Hive SELECT statement to create an ARRAY of STRUCT

2020-03-06 03:30发布

问题:

I'm having trouble selecting into an ARRAY of STRUCTS in Hive.

My source table looks like this:

+-------------+--+
|    field    |
+-------------+--+
| id          |
| fieldid     |
| fieldlabel  |
| fieldtype   |
| answer_id   |
| unitname    |
+-------------+--+

This is survey data, where the id is the survey id, the four fields in the middle are response data, and the unitname is the the business unit that the survey pertains to.

I need to create an array of structs for all of the answers for each survey id. I thought this would work, but it doesn't:

select id, 
array( 
    named_struct(
        "field_id",
        fieldid,
        "field_label",
        fieldlabel,
        "field_type",
        fieldtype,
        "answer_id",
        answer_id,)) as answers,
unitname
from new_answers;

What that returns is each survey answer (field_id) as an array of one struct for that answer, like this:

id | answers | unitname
1 | [{"field_id":175877,"field_label":"Comment","field_type":"COMMENT","answer_id":8990947803}] | Location1
2 | [{"field_id":47824,"field_label":"Language","field_type":"MULTIPLE_CHOICE","answer_id":8990950069}] | Location2
2 | [{"field_id":48187,"field_label":"Language Type","field_type":"MULTIPLE_CHOICE","answer_id":8990950070}] | Location2
2 | [{"field_id":47829,"field_label":"Trans #","field_type":"TEXT","answer_id":8990950071}] | Location2

But what I need to get to is this:

id | answers | unitname    
1 | [{"field_id":175877,"field_label":"Comment","field_type":"COMMENT","answer_id":8990947803}] | Location1
2 | [{"field_id":47824,"field_label":"Language","field_type":"MULTIPLE_CHOICE","answer_id":8990950069},
   {"field_id":48187,"field_label":"Language Type","field_type":"MULTIPLE_CHOICE","answer_id":8990950070},
   {"field_id":47829,"field_label":"Trans #","field_type":"TEXT","answer_id":8990950071}] | Location2

I've searched and searched, but all the answers I'm finding seem to have to do with using INSERT INTO....VALUES() queries.

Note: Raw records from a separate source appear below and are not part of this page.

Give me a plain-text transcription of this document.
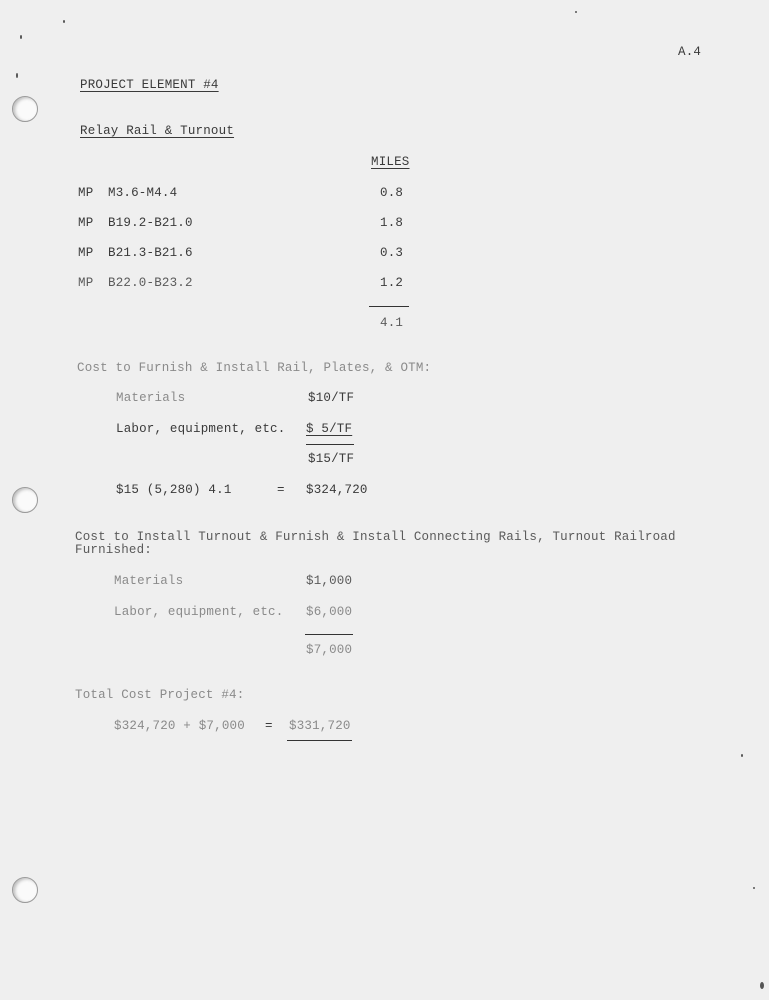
A.4
PROJECT ELEMENT #4
Relay Rail & Turnout
MILES
MP M3.6-M4.4	0.8
MP B19.2-B21.0	1.8
MP B21.3-B21.6	0.3
MP B22.0-B23.2	1.2
4.1
Cost to Furnish & Install Rail, Plates, & OTM:
Materials	$10/TF
Labor, equipment, etc. $ 5/TF
$15/TF
$15 (5,280) 4.1	= $324,720
Cost to Install Turnout & Furnish & Install Connecting Rails, Turnout Railroad
Furnished:
Materials	$1,000
Labor, equipment, etc. $6,000
$7,000
Total Cost Project #4:
$324,720 + $7,000 = $331,720
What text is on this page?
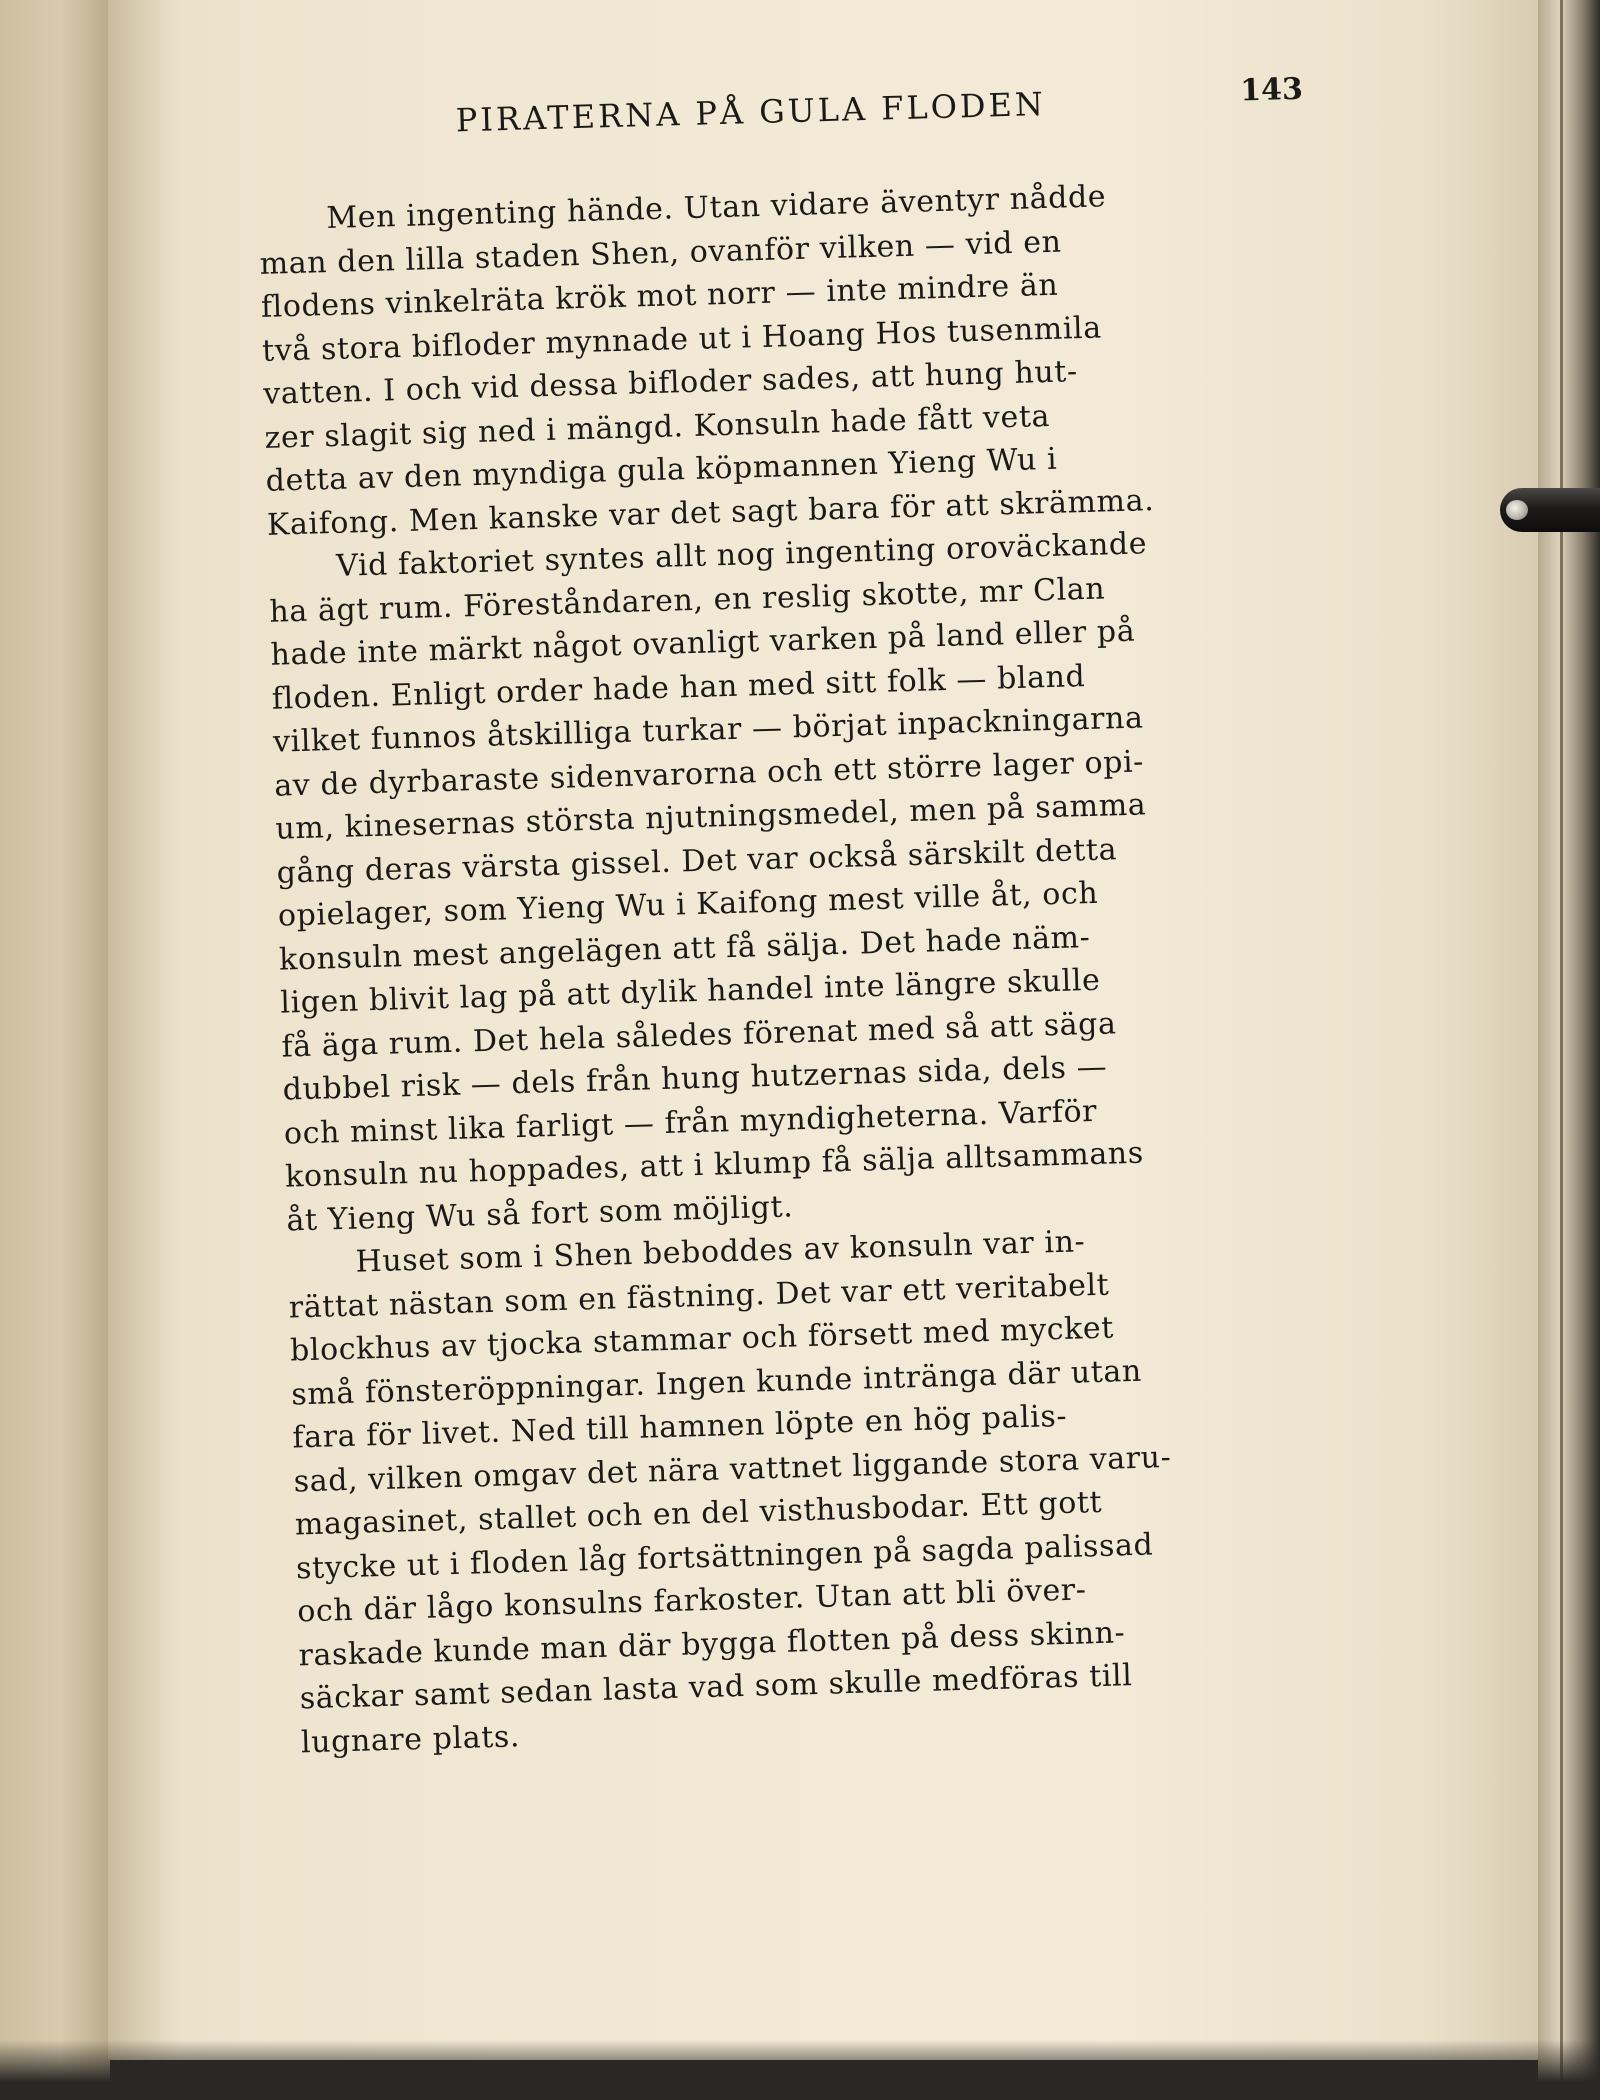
PIRATERNA PÅ GULA FLODEN	143
Men ingenting hände. Utan vidare äventyr nådde
man den lilla staden Shen, ovanför vilken — vid en
flodens vinkelräta krök mot norr — inte mindre än
två stora bifloder mynnade ut i Hoang Hos tusenmila
vatten. I och vid dessa bifloder sades, att hung hut-
zer slagit sig ned i mängd. Konsuln hade fått veta
detta av den myndiga gula köpmannen Yieng Wu i
Kaifong. Men kanske var det sagt bara för att skrämma.
Vid faktoriet syntes allt nog ingenting oroväckande
ha ägt rum. Föreståndaren, en reslig skotte, mr Clan
hade inte märkt något ovanligt varken på land eller på
floden. Enligt order hade han med sitt folk — bland
vilket funnos åtskilliga turkar — börjat inpackningarna
av de dyrbaraste sidenvarorna och ett större lager opi-
um, kinesernas största njutningsmedel, men på samma
gång deras värsta gissel. Det var också särskilt detta
opielager, som Yieng Wu i Kaifong mest ville åt, och
konsuln mest angelägen att få sälja. Det hade näm-
ligen blivit lag på att dylik handel inte längre skulle
få äga rum. Det hela således förenat med så att säga
dubbel risk — dels från hung hutzernas sida, dels —
och minst lika farligt — från myndigheterna. Varför
konsuln nu hoppades, att i klump få sälja alltsammans
åt Yieng Wu så fort som möjligt.
Huset som i Shen beboddes av konsuln var in-
rättat nästan som en fästning. Det var ett veritabelt
blockhus av tjocka stammar och försett med mycket
små fönsteröppningar. Ingen kunde intränga där utan
fara för livet. Ned till hamnen löpte en hög palis-
sad, vilken omgav det nära vattnet liggande stora varu-
magasinet, stallet och en del visthusbodar. Ett gott
stycke ut i floden låg fortsättningen på sagda palissad
och där lågo konsulns farkoster. Utan att bli över-
raskade kunde man där bygga flotten på dess skinn-
säckar samt sedan lasta vad som skulle medföras till
lugnare plats.
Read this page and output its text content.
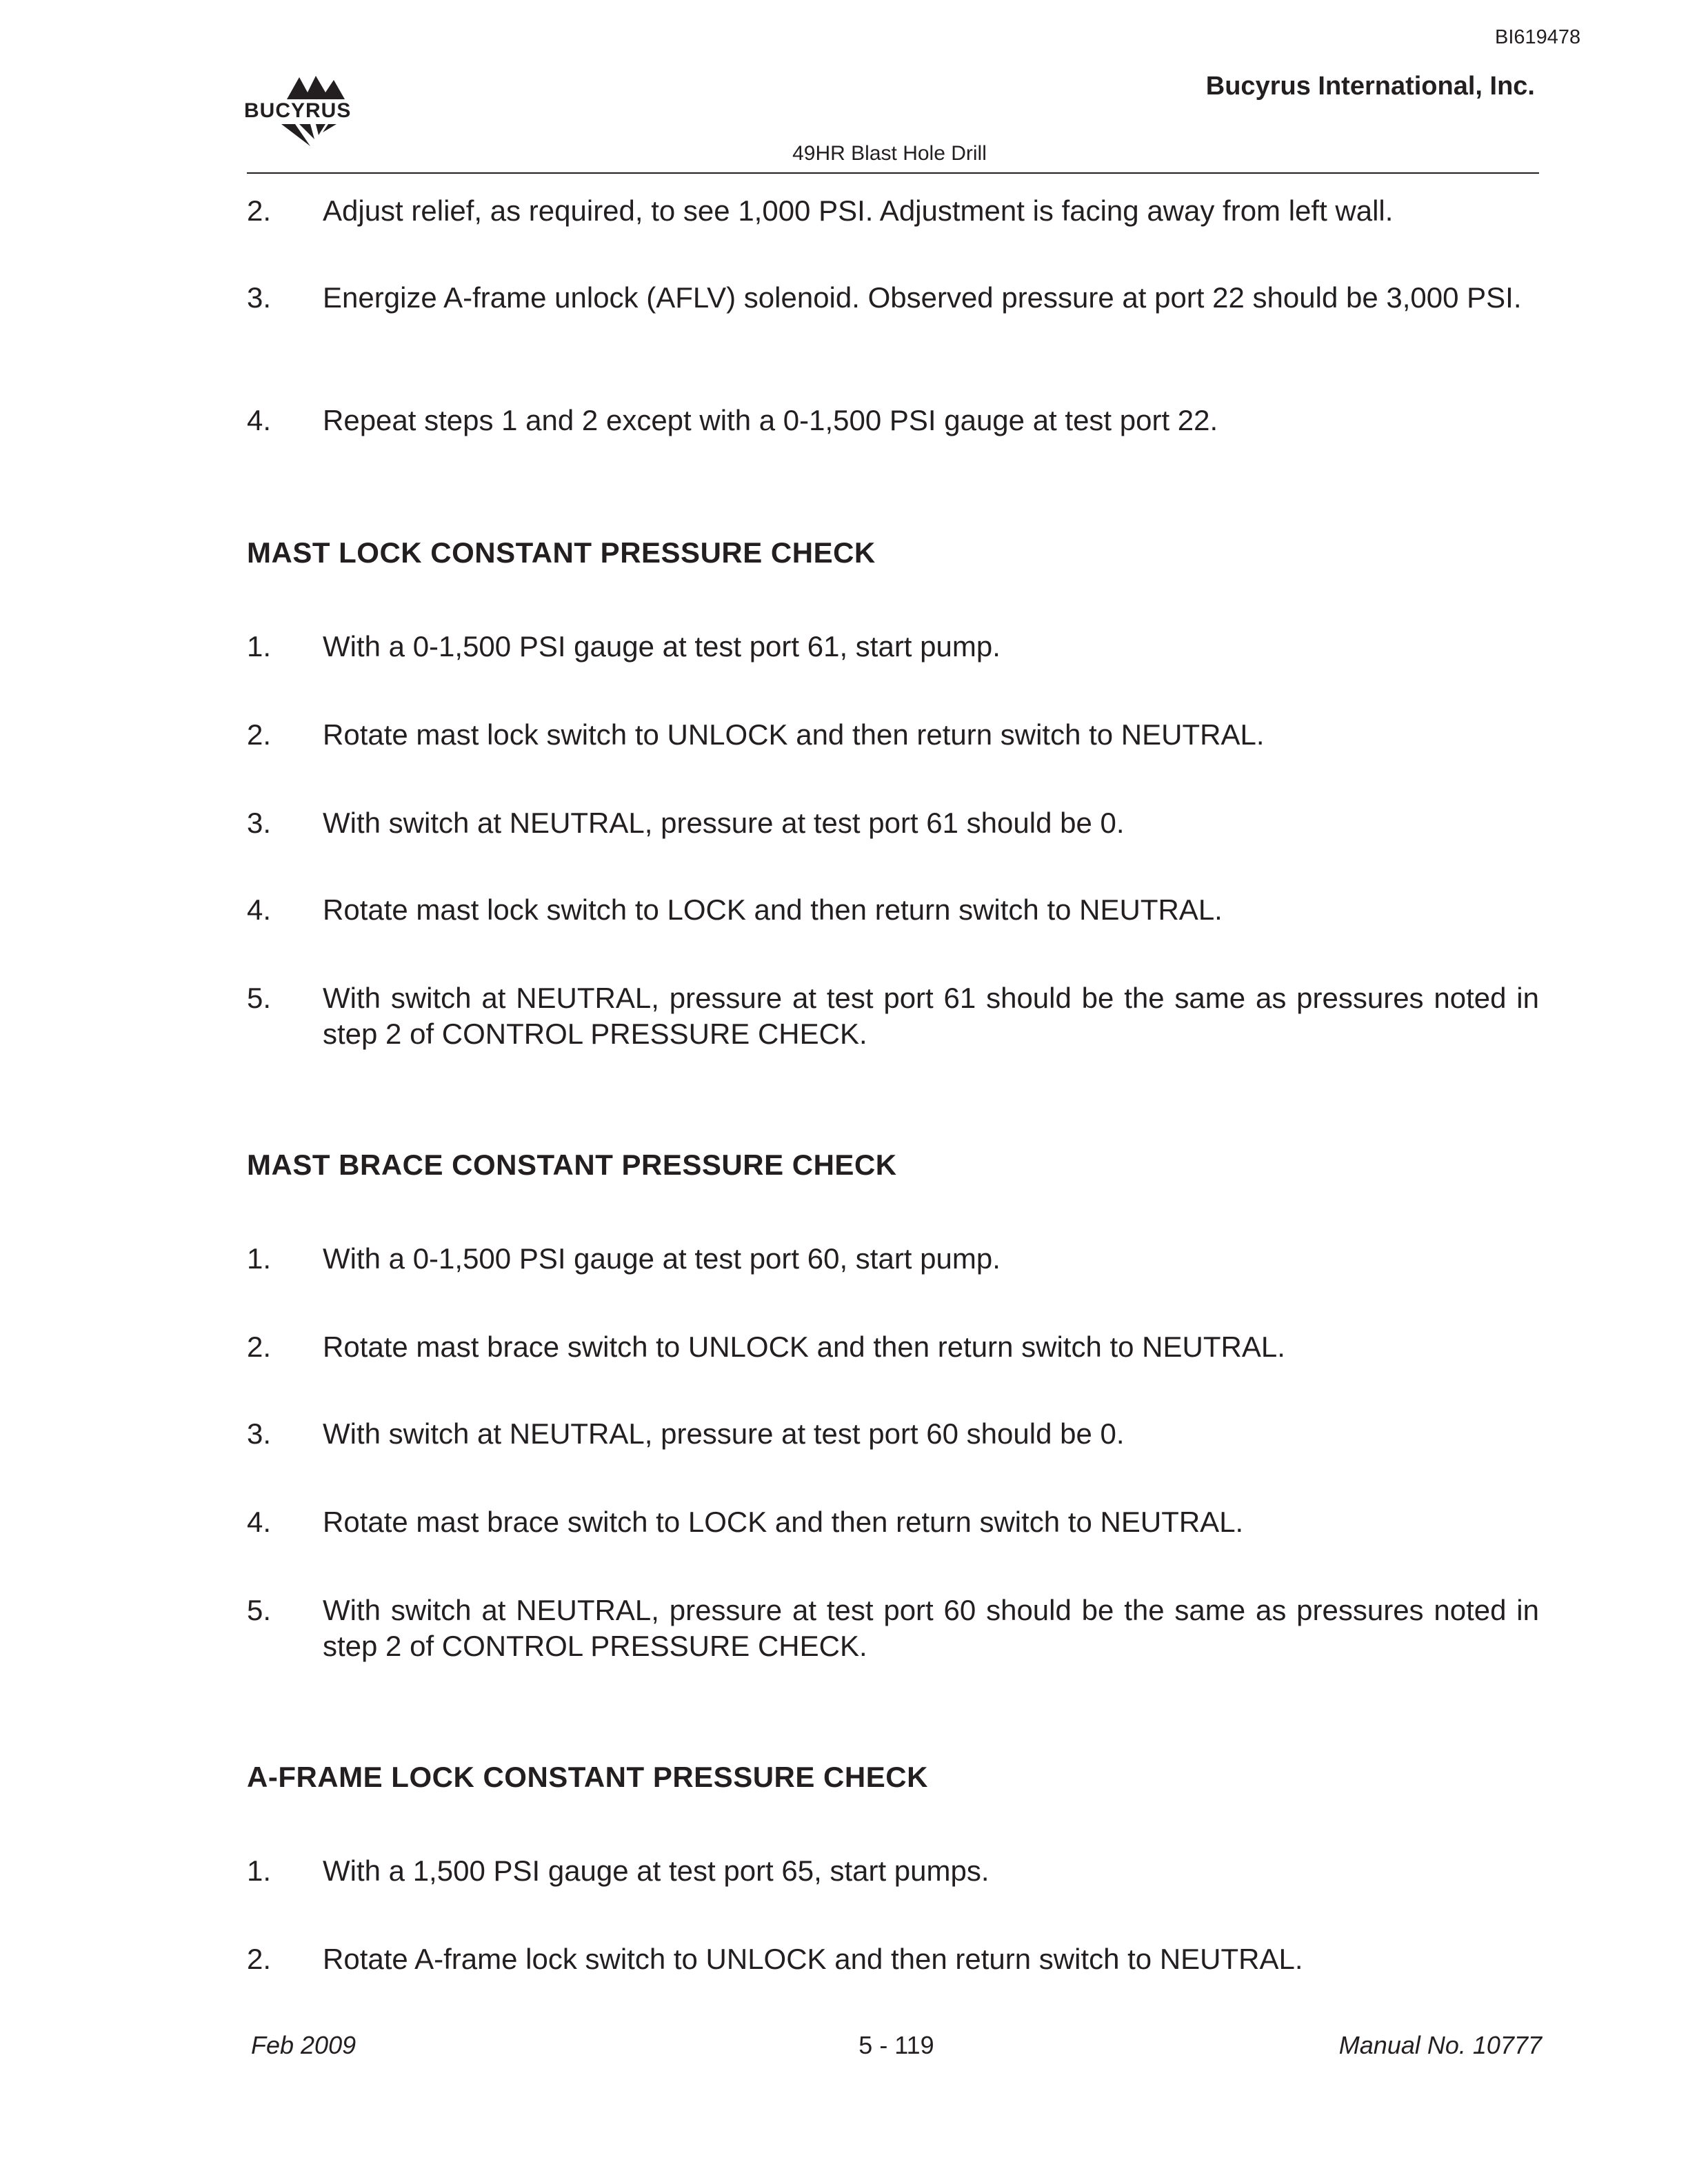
BI619478
BUCYRUS
Bucyrus International, Inc.
49HR Blast Hole Drill
2. Adjust relief, as required, to see 1,000 PSI. Adjustment is facing away from left wall.
3. Energize A-frame unlock (AFLV) solenoid. Observed pressure at port 22 should be 3,000 PSI.
4. Repeat steps 1 and 2 except with a 0-1,500 PSI gauge at test port 22.
MAST LOCK CONSTANT PRESSURE CHECK
1. With a 0-1,500 PSI gauge at test port 61, start pump.
2. Rotate mast lock switch to UNLOCK and then return switch to NEUTRAL.
3. With switch at NEUTRAL, pressure at test port 61 should be 0.
4. Rotate mast lock switch to LOCK and then return switch to NEUTRAL.
5. With switch at NEUTRAL, pressure at test port 61 should be the same as pressures noted in step 2 of CONTROL PRESSURE CHECK.
MAST BRACE CONSTANT PRESSURE CHECK
1. With a 0-1,500 PSI gauge at test port 60, start pump.
2. Rotate mast brace switch to UNLOCK and then return switch to NEUTRAL.
3. With switch at NEUTRAL, pressure at test port 60 should be 0.
4. Rotate mast brace switch to LOCK and then return switch to NEUTRAL.
5. With switch at NEUTRAL, pressure at test port 60 should be the same as pressures noted in step 2 of CONTROL PRESSURE CHECK.
A-FRAME LOCK CONSTANT PRESSURE CHECK
1. With a 1,500 PSI gauge at test port 65, start pumps.
2. Rotate A-frame lock switch to UNLOCK and then return switch to NEUTRAL.
Feb 2009	5 - 119	Manual No. 10777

I have a table structure already; I just can't get the ARRAY to ARRAY up the way it should.

Any help would be most appreciated.

For reproduction purposes, if need be:

CREATE TABLE `new_answers`( 
`id` bigint,
`fieldid` bigint,
`fieldlabel` string,
`fieldtype` string,
`answer_id` bigint,
`unitname` string)

INSERT INTO new_answers VALUES
(1,175877,"Comment","COMMENT",8990947803,"Location1"),
(2,47824,"Language","MULTIPLE_CHOICE",8990950069,"Location2"),
(2,48187,"Language Type","MULTIPLE_CHOICE",8990950070,"Location2"),
(2,47829,"Trans #","TEXT",8990950071,"Location2");

回答1:

The functionality that you seem to be looking for is to collect the structs into an array. Hive comes with two functions for collecting things into arrays: collect_set and collect_list. However, those functions only work to create arrays of basic types.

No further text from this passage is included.